NCPA - National Center for Policy Analysis

Repairing Employer-Provided Insurance

September 24, 2002

A number of surveys have found that companies that covered higher insurance costs in the past are now passing them on to employees. Insurance premiums rose an average of 12.7 percent this year. But critics argue simply requiring employees to pay more for the same types of benefits risk moving the health insurance system further away from where it needs to go: toward one in which workers are given new incentives to be price-sensitive health care consumers.

  • A survey found 78 percent of large firms plan to charge workers more for health benefits next year, up from 44 percent last year.
  • Another survey reported 40 percent of employees are paying more for company-provided health benefits than the year before.
  • During the last price spiral in late 1980s, employers turned to managed care, but the latest round of health inflation has exposed the folly of its claims to control costs, experts say.
  • Defined contribution plans -- in which employers give workers a fixed amount for insurance then let them find the level of coverage they're comfortable with -- could help, but only 15 percent of companies are even considering them.

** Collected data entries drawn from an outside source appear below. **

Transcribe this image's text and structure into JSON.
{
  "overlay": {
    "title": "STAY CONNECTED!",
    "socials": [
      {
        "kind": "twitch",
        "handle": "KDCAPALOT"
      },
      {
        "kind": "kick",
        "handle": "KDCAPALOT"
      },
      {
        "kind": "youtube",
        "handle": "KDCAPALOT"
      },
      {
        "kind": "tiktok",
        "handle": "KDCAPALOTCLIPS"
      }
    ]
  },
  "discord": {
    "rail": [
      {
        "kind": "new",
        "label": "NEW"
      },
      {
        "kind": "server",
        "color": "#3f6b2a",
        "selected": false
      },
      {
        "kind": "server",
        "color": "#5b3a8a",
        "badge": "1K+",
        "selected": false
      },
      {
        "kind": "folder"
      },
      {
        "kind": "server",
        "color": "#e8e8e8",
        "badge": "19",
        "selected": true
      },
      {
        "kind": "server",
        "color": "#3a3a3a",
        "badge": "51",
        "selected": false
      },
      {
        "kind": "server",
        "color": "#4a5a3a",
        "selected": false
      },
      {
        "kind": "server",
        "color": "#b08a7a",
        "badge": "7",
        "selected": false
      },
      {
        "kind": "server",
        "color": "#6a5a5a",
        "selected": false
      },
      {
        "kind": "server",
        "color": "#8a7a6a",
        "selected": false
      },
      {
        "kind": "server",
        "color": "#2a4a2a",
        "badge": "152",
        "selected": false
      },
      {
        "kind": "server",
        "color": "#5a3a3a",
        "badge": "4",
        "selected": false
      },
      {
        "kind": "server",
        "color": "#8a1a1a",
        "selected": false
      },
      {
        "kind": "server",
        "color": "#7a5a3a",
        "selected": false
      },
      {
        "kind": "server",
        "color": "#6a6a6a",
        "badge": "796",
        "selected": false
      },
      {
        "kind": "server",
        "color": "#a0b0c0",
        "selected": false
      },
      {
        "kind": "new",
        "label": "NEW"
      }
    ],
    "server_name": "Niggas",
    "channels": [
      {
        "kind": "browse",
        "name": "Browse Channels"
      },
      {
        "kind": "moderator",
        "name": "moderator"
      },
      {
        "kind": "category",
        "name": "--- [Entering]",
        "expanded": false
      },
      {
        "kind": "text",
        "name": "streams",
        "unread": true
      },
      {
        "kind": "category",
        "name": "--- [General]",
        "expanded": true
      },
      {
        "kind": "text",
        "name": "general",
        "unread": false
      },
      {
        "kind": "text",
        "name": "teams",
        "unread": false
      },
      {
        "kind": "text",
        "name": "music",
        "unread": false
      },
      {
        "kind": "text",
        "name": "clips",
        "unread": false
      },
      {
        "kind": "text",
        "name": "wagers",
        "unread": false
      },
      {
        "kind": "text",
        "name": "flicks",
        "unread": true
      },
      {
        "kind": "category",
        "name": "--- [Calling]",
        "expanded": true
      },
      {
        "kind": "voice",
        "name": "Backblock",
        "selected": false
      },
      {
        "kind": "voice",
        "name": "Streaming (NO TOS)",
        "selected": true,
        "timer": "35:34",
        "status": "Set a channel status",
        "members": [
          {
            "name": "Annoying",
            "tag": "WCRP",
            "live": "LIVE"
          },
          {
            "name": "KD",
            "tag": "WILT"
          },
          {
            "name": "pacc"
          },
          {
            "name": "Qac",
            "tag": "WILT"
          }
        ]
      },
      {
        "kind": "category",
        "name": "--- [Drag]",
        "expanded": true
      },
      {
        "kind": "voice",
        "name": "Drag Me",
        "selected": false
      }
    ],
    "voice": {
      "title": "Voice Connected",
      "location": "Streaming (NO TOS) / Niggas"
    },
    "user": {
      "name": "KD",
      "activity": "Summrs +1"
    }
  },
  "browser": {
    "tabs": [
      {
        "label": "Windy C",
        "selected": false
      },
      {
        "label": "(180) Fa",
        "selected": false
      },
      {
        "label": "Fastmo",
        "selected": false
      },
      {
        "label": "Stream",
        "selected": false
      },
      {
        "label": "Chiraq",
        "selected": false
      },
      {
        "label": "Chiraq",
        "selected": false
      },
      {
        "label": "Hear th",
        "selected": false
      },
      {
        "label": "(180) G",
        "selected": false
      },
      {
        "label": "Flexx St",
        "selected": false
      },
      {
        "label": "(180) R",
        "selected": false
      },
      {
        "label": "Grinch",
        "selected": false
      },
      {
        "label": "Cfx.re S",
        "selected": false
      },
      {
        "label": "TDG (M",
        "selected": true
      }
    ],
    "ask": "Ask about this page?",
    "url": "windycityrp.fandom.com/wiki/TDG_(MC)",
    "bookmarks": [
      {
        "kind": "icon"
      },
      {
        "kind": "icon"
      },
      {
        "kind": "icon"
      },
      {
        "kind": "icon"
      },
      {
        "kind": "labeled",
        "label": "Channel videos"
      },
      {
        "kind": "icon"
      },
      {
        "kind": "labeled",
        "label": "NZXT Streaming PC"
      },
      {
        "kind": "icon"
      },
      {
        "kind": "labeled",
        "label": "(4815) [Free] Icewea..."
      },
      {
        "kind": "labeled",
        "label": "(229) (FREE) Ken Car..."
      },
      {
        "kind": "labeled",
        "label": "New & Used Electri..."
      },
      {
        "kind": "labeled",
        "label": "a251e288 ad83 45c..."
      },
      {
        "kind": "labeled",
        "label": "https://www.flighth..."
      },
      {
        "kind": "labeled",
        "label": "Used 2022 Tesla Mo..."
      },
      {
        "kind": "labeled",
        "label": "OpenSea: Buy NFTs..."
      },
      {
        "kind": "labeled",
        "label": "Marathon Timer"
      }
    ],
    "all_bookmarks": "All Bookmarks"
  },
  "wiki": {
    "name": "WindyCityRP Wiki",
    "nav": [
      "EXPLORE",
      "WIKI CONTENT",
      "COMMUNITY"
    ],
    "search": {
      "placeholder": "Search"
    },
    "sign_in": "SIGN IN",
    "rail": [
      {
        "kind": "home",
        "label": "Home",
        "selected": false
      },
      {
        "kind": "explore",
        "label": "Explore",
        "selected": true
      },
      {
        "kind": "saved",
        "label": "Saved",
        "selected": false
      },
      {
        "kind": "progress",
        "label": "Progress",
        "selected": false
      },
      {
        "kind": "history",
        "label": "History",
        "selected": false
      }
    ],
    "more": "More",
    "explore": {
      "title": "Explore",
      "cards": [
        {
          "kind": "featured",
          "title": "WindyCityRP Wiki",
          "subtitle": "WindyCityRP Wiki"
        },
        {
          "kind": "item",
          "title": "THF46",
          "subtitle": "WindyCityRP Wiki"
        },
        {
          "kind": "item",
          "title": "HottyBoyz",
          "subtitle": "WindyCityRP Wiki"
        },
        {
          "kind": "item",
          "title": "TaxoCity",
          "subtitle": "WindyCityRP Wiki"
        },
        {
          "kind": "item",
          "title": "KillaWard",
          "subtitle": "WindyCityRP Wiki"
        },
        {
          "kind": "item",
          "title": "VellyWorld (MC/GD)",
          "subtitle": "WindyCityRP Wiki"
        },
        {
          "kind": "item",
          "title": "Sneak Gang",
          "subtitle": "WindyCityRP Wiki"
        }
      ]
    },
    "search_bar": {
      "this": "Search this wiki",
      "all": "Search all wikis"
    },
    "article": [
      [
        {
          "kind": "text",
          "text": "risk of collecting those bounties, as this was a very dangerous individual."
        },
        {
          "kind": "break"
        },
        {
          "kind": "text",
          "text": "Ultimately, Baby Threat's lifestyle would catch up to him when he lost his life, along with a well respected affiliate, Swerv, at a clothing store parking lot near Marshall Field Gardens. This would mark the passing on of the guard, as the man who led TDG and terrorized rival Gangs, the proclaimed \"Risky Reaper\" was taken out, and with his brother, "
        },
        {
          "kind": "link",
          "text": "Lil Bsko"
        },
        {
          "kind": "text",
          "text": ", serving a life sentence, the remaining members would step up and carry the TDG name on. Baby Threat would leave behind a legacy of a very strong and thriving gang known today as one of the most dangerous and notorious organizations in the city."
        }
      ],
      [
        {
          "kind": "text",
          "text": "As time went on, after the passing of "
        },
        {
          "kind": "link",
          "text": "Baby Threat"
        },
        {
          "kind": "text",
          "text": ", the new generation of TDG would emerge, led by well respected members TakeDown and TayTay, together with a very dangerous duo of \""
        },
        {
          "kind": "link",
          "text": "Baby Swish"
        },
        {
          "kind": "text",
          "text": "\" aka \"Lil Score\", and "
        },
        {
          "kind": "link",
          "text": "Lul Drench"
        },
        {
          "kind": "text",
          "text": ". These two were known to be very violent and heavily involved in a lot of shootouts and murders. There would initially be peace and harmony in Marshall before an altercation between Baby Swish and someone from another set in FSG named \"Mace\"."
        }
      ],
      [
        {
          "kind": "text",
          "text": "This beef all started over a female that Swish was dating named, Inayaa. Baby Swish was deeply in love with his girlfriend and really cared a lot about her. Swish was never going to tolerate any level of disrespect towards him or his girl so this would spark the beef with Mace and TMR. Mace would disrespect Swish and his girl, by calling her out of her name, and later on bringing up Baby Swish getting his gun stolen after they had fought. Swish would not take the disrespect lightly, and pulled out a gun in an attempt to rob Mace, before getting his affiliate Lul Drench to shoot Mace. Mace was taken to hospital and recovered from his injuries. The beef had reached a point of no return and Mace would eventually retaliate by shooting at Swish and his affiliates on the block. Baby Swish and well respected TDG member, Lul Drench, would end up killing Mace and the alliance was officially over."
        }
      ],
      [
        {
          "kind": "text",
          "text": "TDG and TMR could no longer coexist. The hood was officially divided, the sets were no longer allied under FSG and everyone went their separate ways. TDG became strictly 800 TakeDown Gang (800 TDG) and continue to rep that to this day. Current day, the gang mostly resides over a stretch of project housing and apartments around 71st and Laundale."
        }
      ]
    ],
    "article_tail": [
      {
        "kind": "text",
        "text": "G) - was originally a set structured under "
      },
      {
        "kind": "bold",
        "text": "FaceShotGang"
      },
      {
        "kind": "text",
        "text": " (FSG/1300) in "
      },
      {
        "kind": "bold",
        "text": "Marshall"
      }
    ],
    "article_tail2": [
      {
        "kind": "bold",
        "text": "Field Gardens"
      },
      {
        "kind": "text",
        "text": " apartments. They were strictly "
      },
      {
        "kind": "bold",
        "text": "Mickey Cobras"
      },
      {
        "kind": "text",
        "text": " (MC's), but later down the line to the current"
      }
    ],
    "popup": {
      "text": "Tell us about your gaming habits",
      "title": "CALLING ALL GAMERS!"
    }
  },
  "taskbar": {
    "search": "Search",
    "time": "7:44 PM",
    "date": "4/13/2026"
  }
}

So, most companies continue to pass on the costs of a failing system, but cost-shifting strategies aren't the answer.

  • Employees pay 16 percent of health insurance directly -- up from 11 percent in 1988 -- and most workers don't get a say in how the money is spent.
  • Higher up-front costs with higher co-pays might moderate health care use, but that doesn't necessarily turn patients into bargain hunters.
  • Companies might reduce benefits to save money, but people could stop seeking treatment altogether, while a consumer-driven system wouldn't force such all-or-nothing choices.

Consumers will probably wind up paying more, observers say, but should expect a better product in return.